Meine Oma verfolgt mit Leidenschaft Arztserien im Fernsehen. Das Anschauen der neuen Folgen ihrer Lieblingsserie, die in einem Krankenhaus spielt, gehört zu den Höhepunkten ihrer Woche. Und auch in ihrem Leben waren Krankenhausaufenthalte immer aufregende Ereignisse. Mit einem gepackten Notfallkoffer war sie jederzeit bereit, die Reise ins Reich der Medizin gut vorbereitet anzutreten. Der Schulmedizin gegenüber aufgeschlossen und vertrauensvoll, genoss sie das Gefühl, von freundlichen Ärzten und mitfühlenden Schwestern umsorgt zu werden. Dieser Umstand hat sicherlich auch ihren Lebenswillen auf eine gewisse Weise immer wieder angefacht. Zugegeben, das Essen ließ etwas zu wünschen übrig, aber wenn der Appetit mal nicht so groß war, konnte man mit den Tütenkuchen immer noch den Enkelkindern eine Freude bereiten, wenn sie zu Besuch kamen.

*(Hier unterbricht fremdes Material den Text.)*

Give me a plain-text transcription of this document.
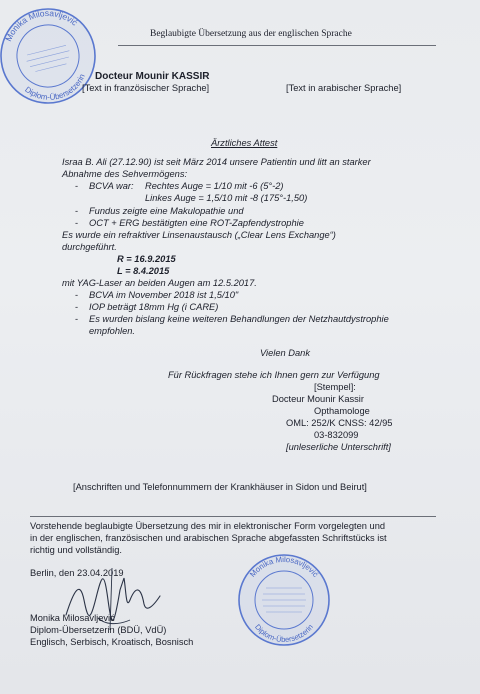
Monika Milosavljević
Diplom-Übersetzerin
Beglaubigte Übersetzung aus der englischen Sprache
Docteur Mounir KASSIR
[Text in französischer Sprache]	[Text in arabischer Sprache]
Ärztliches Attest
Israa B. Ali (27.12.90) ist seit März 2014 unsere Patientin und litt an starker
Abnahme des Sehvermögens:
- BCVA war: Rechtes Auge = 1/10 mit -6 (5°-2)
Linkes Auge = 1,5/10 mit -8 (175°-1,50)
- Fundus zeigte eine Makulopathie und
- OCT + ERG bestätigten eine ROT-Zapfendystrophie
Es wurde ein refraktiver Linsenaustausch („Clear Lens Exchange“)
durchgeführt.
R = 16.9.2015
L = 8.4.2015
mit YAG-Laser an beiden Augen am 12.5.2017.
- BCVA im November 2018 ist 1,5/10"
- IOP beträgt 18mm Hg (i CARE)
- Es wurden bislang keine weiteren Behandlungen der Netzhautdystrophie
empfohlen.
Vielen Dank
Für Rückfragen stehe ich Ihnen gern zur Verfügung
[Stempel]:
Docteur Mounir Kassir
Opthamologe
OML: 252/K CNSS: 42/95
03-832099
[unleserliche Unterschrift]
[Anschriften und Telefonnummern der Krankhäuser in Sidon und Beirut]
Vorstehende beglaubigte Übersetzung des mir in elektronischer Form vorgelegten und
in der englischen, französischen und arabischen Sprache abgefassten Schriftstücks ist
richtig und vollständig.
Berlin, den 23.04.2019
Monika Milosavljević
Diplom-Übersetzerin (BDÜ, VdÜ)
Englisch, Serbisch, Kroatisch, Bosnisch
Monika Milosavljević
Diplom-Übersetzerin
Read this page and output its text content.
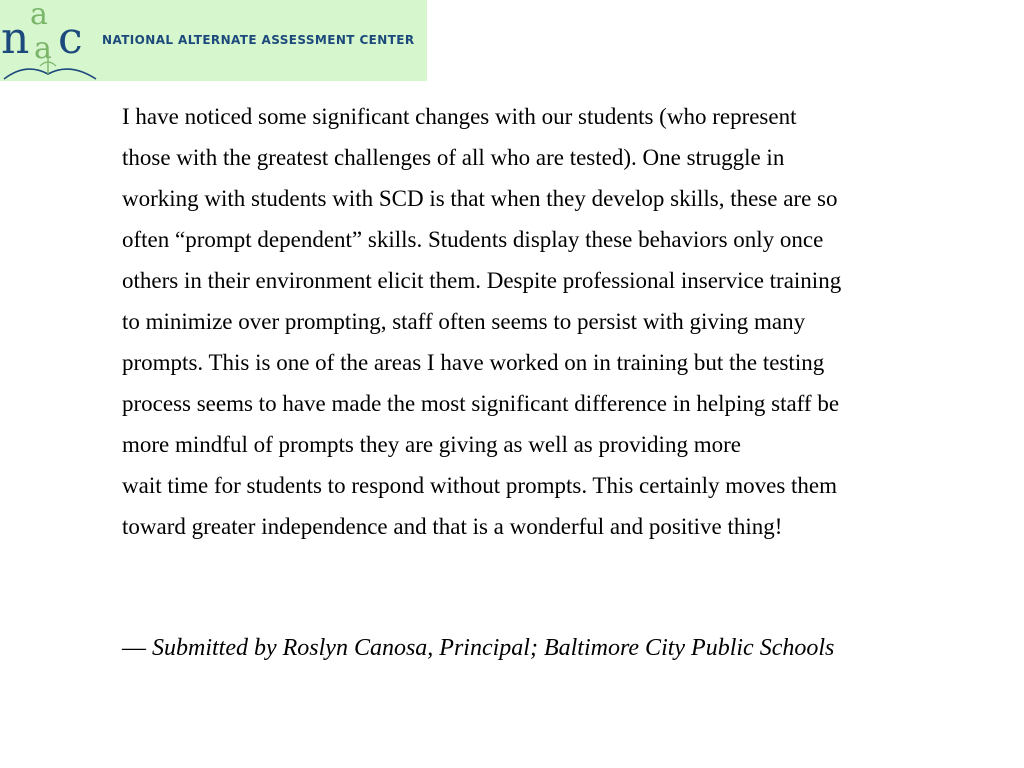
n a
a c NATIONAL ALTERNATE ASSESSMENT CENTER

I have noticed some significant changes with our students (who represent
those with the greatest challenges of all who are tested). One struggle in
working with students with SCD is that when they develop skills, these are so
often “prompt dependent” skills. Students display these behaviors only once
others in their environment elicit them. Despite professional inservice training
to minimize over prompting, staff often seems to persist with giving many
prompts. This is one of the areas I have worked on in training but the testing
process seems to have made the most significant difference in helping staff be
more mindful of prompts they are giving as well as providing more
wait time for students to respond without prompts. This certainly moves them
toward greater independence and that is a wonderful and positive thing!

— Submitted by Roslyn Canosa, Principal; Baltimore City Public Schools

Doch mit ihrem letzten Krankenhausbesuch im Herbst vergangenen Jahres änderte sich das alles. Meine Oma befand sich mehrere Tage lang in einem Zustand, in dem die Ärzte wiederholt ihr stolzes Alter hervorhoben. Wir als Familie durften sie nur sehen, wenn schwerwiegende Entscheidungen getroffen werden mussten, zu denen meine Oma zu diesem Zeitpunkt selbst nicht in der Lage war – ansonsten war uns der Besuch untersagt. Stattdessen wurden meiner Oma nun täglich von Personen, von denen sie nur die Augen sah, Teststäbchen in die Nase gesteckt. Wir versuchten einer Mitarbeiterin des Krankenhauses am Telefon zu erklären, was für ein ausschlaggebender Faktor direkter Beistand von Bezugspersonen für die Genesung sein kann. Sie teilte uns mit, dass sie die Zugangsbeschränkungen zwar bedaure, sie aber leider nichts ändern könne. In ihren Augen war die Lösung klar: Wenn sich alle impfen lassen würden, hätte man diese Probleme nicht.

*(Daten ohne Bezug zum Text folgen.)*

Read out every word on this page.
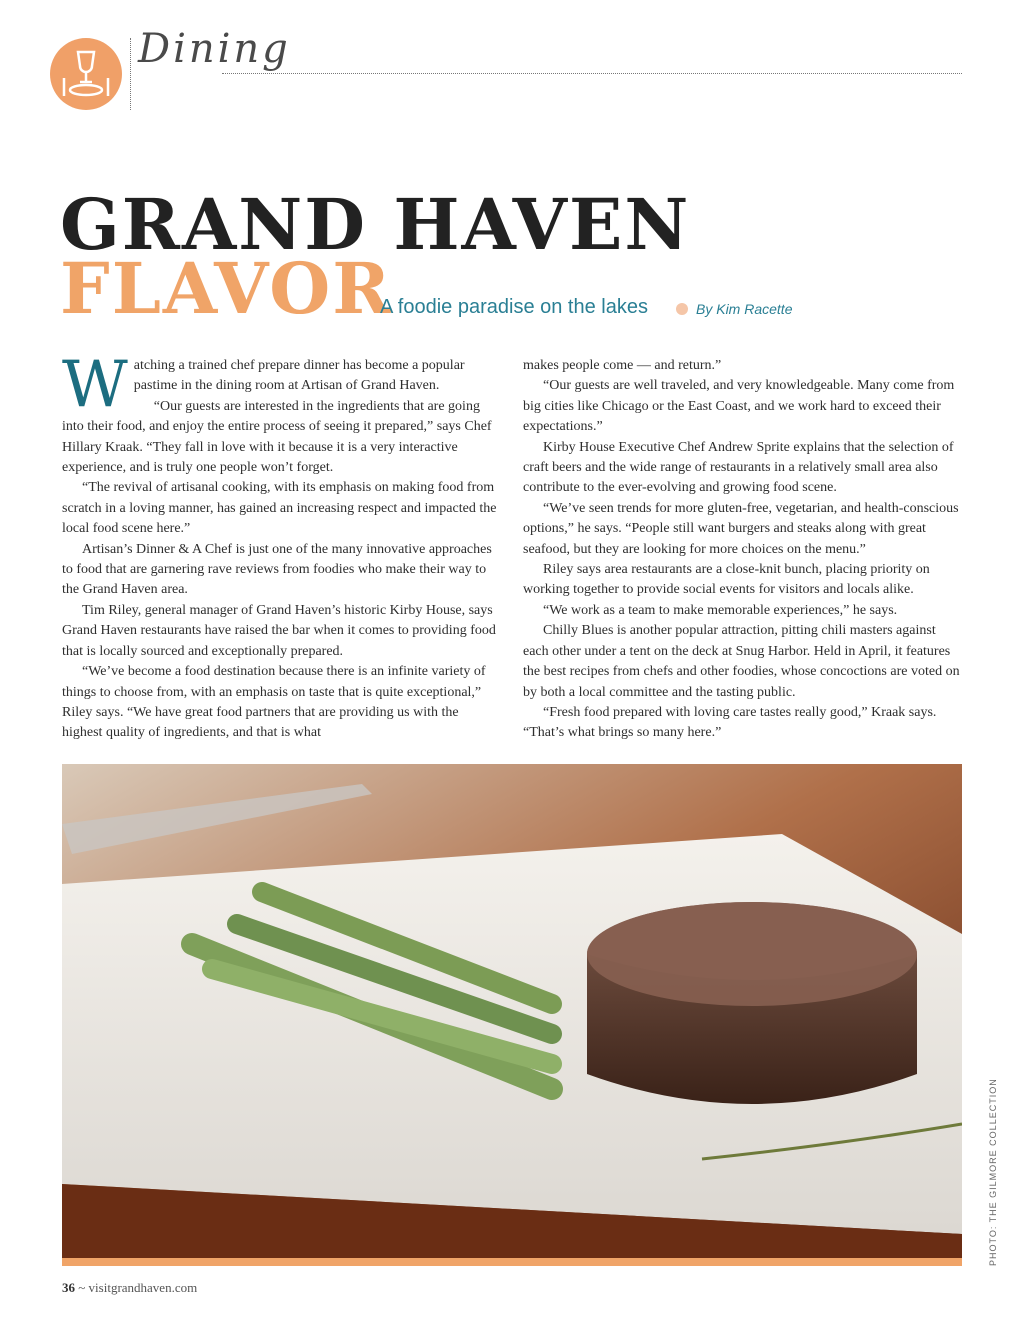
Dining
GRAND HAVEN
FLAVOR
A foodie paradise on the lakes	By Kim Racette

Watching a trained chef prepare dinner has become a popular pastime in the dining room at Artisan of Grand Haven.

“Our guests are interested in the ingredients that are going into their food, and enjoy the entire process of seeing it prepared,” says Chef Hillary Kraak. “They fall in love with it because it is a very interactive experience, and is truly one people won’t forget.

“The revival of artisanal cooking, with its emphasis on making food from scratch in a loving manner, has gained an increasing respect and impacted the local food scene here.”

Artisan’s Dinner & A Chef is just one of the many innovative approaches to food that are garnering rave reviews from foodies who make their way to the Grand Haven area.

Tim Riley, general manager of Grand Haven’s historic Kirby House, says Grand Haven restaurants have raised the bar when it comes to providing food that is locally sourced and exceptionally prepared.

“We’ve become a food destination because there is an infinite variety of things to choose from, with an emphasis on taste that is quite exceptional,” Riley says. “We have great food partners that are providing us with the highest quality of ingredients, and that is what

makes people come — and return.”

“Our guests are well traveled, and very knowledgeable. Many come from big cities like Chicago or the East Coast, and we work hard to exceed their expectations.”

Kirby House Executive Chef Andrew Sprite explains that the selection of craft beers and the wide range of restaurants in a relatively small area also contribute to the ever-evolving and growing food scene.

“We’ve seen trends for more gluten-free, vegetarian, and health-conscious options,” he says. “People still want burgers and steaks along with great seafood, but they are looking for more choices on the menu.”

Riley says area restaurants are a close-knit bunch, placing priority on working together to provide social events for visitors and locals alike.

“We work as a team to make memorable experiences,” he says.

Chilly Blues is another popular attraction, pitting chili masters against each other under a tent on the deck at Snug Harbor. Held in April, it features the best recipes from chefs and other foodies, whose concoctions are voted on by both a local committee and the tasting public.

“Fresh food prepared with loving care tastes really good,” Kraak says. “That’s what brings so many here.”

PHOTO: THE GILMORE COLLECTION
36 ~ visitgrandhaven.com
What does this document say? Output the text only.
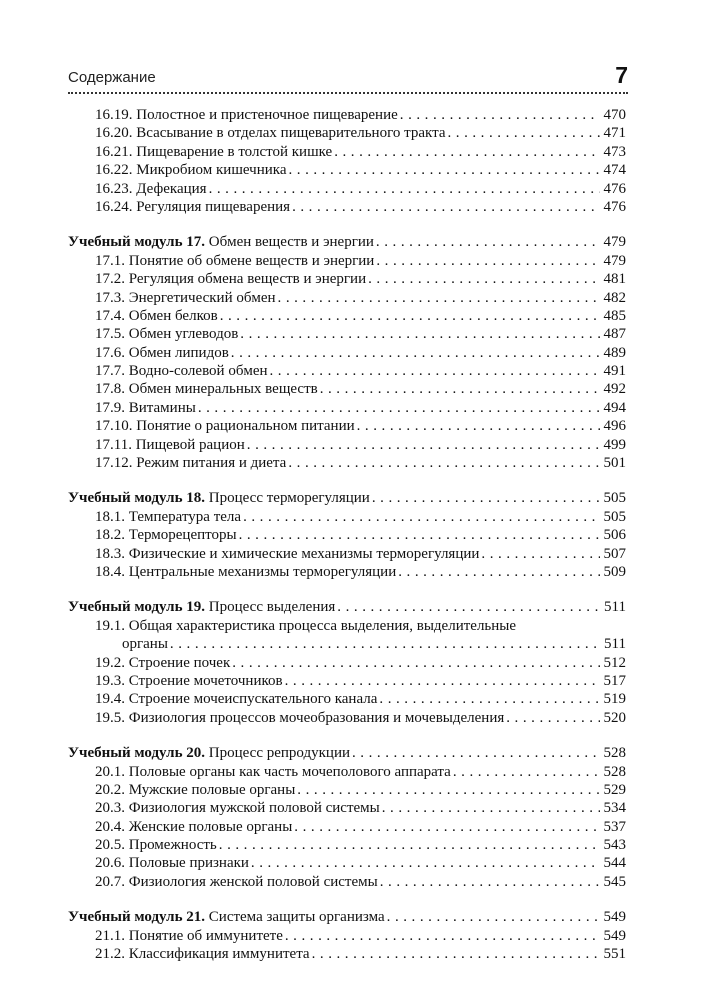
Содержание	7
16.19. Полостное и пристеночное пищеварение . . .	470
16.20. Всасывание в отделах пищеварительного тракта . . .	471
16.21. Пищеварение в толстой кишке . . .	473
16.22. Микробиом кишечника . . .	474
16.23. Дефекация . . .	476
16.24. Регуляция пищеварения . . .	476
Учебный модуль 17. Обмен веществ и энергии . . .	479
17.1. Понятие об обмене веществ и энергии . . .	479
17.2. Регуляция обмена веществ и энергии . . .	481
17.3. Энергетический обмен . . .	482
17.4. Обмен белков . . .	485
17.5. Обмен углеводов . . .	487
17.6. Обмен липидов . . .	489
17.7. Водно-солевой обмен . . .	491
17.8. Обмен минеральных веществ . . .	492
17.9. Витамины . . .	494
17.10. Понятие о рациональном питании . . .	496
17.11. Пищевой рацион . . .	499
17.12. Режим питания и диета . . .	501
Учебный модуль 18. Процесс терморегуляции . . .	505
18.1. Температура тела . . .	505
18.2. Терморецепторы . . .	506
18.3. Физические и химические механизмы терморегуляции . . .	507
18.4. Центральные механизмы терморегуляции . . .	509
Учебный модуль 19. Процесс выделения . . .	511
19.1. Общая характеристика процесса выделения, выделительные
органы . . .	511
19.2. Строение почек . . .	512
19.3. Строение мочеточников . . .	517
19.4. Строение мочеиспускательного канала . . .	519
19.5. Физиология процессов мочеобразования и мочевыделения . . .	520
Учебный модуль 20. Процесс репродукции . . .	528
20.1. Половые органы как часть мочеполового аппарата . . .	528
20.2. Мужские половые органы . . .	529
20.3. Физиология мужской половой системы . . .	534
20.4. Женские половые органы . . .	537
20.5. Промежность . . .	543
20.6. Половые признаки . . .	544
20.7. Физиология женской половой системы . . .	545
Учебный модуль 21. Система защиты организма . . .	549
21.1. Понятие об иммунитете . . .	549
21.2. Классификация иммунитета . . .	551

Als es meiner Oma vor einigen Wochen wieder sehr schlecht ging, wollte sie ausdrücklich nicht ins Krankenhaus. Dabei nahm sie in Kauf, zu Hause zu sterben, anstatt sich den Untersuchungen in diesem Rahmen anzuvertrauen. Statt sicher und geborgen würde sie sich dort nun ausgeliefert und gefangen fühlen. Ein solch extremer Wandel in ihrer Einstellung stimmt mich sehr nachdenklich.

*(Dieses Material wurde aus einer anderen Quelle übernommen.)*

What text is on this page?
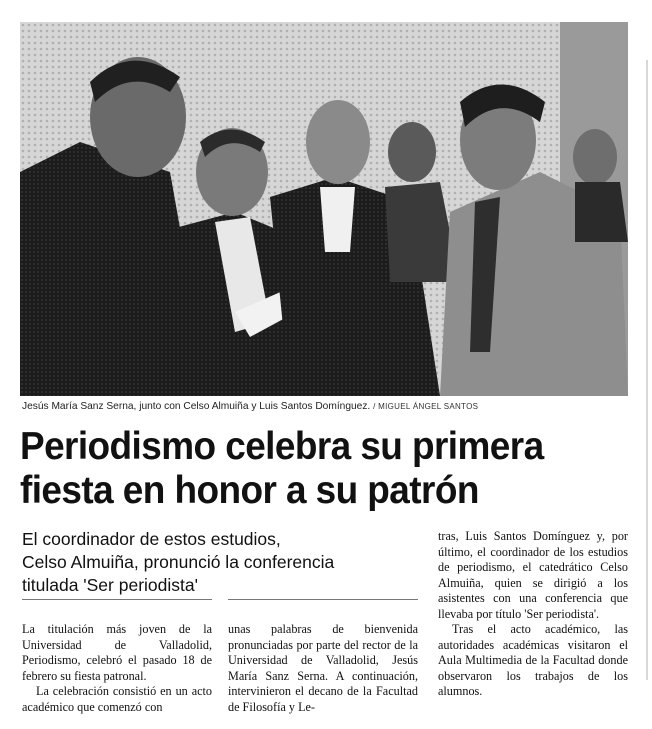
Jesús María Sanz Serna, junto con Celso Almuiña y Luis Santos Domínguez. / MIGUEL ÁNGEL SANTOS
Periodismo celebra su primera
fiesta en honor a su patrón
El coordinador de estos estudios,
Celso Almuiña, pronunció la conferencia
titulada 'Ser periodista'

La titulación más joven de la Universidad de Valladolid, Periodismo, celebró el pasado 18 de febrero su fiesta patronal.

La celebración consistió en un acto académico que comenzó con

unas palabras de bienvenida pronunciadas por parte del rector de la Universidad de Valladolid, Jesús María Sanz Serna. A continuación, intervinieron el decano de la Facultad de Filosofía y Le-

tras, Luis Santos Domínguez y, por último, el coordinador de los estudios de periodismo, el catedrático Celso Almuiña, quien se dirigió a los asistentes con una conferencia que llevaba por título 'Ser periodista'.

Tras el acto académico, las autoridades académicas visitaron el Aula Multimedia de la Facultad donde observaron los trabajos de los alumnos.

Ich würde mir wünschen, dass medizinische Einrichtungen nicht die Anziehungskraft von Strafanstalten besitzen. Dass diese Orte nicht als Plattform für Propaganda und Panikmache herhalten müssen. Dass die Patienten sich trotz der unangenehmen Lage, die sie in stationäre Obhut geführt hat, den Umständen entsprechend wohl in ihrer Umgebung fühlen könnten und nicht durch diverse Maßnahmen, deren Schaden meiner Meinung nach weitaus größere Ausmaße annehmen kann als der vermeintliche Nutzen, zusätzlich belastet werden. Sondern dass die Gesundheit der Menschen auf eine ganzheitliche Art und Weise im Mittelpunkt von medizinischen Handlungen und pflegerischer Fürsorge steht. Was für einen großen Einfluss das psychische Wohlbefinden auf die körperliche Verfassung hat, ist nicht nur auf Psychosomatik spezialisierten Therapeuten bekannt. Und doch wird dieser Zusammenhang tagtäglich in erschreckender Weise ignoriert. Keine Statistik wird je aufführen, wie viele Menschen in Krankenhäusern und Pflegeeinrichtungen aufgrund der dortigen Isolationsmaßnahmen an Einsamkeit sterben oder weil sie die Zustände psychisch nicht mehr ertragen. Ganz zu schweigen von denen, die sich einen Krankenhausbesuch von vornherein nicht mehr zumuten wollen und dabei das Risiko eingehen, nicht wieder gesund zu werden.

Dank medizinischer Kenntnisse in der Familie konnte meine Oma dieses Mal in häuslicher Pflege vor dem Schlimmsten bewahrt werden. In ihrem Fernseher reden derweil sympathisch lächelnde Ärzte beruhigend auf besorgte Verwandte ein. In ihrer Welt werden medizinische Masken vorwiegend im Operationssaal getragen.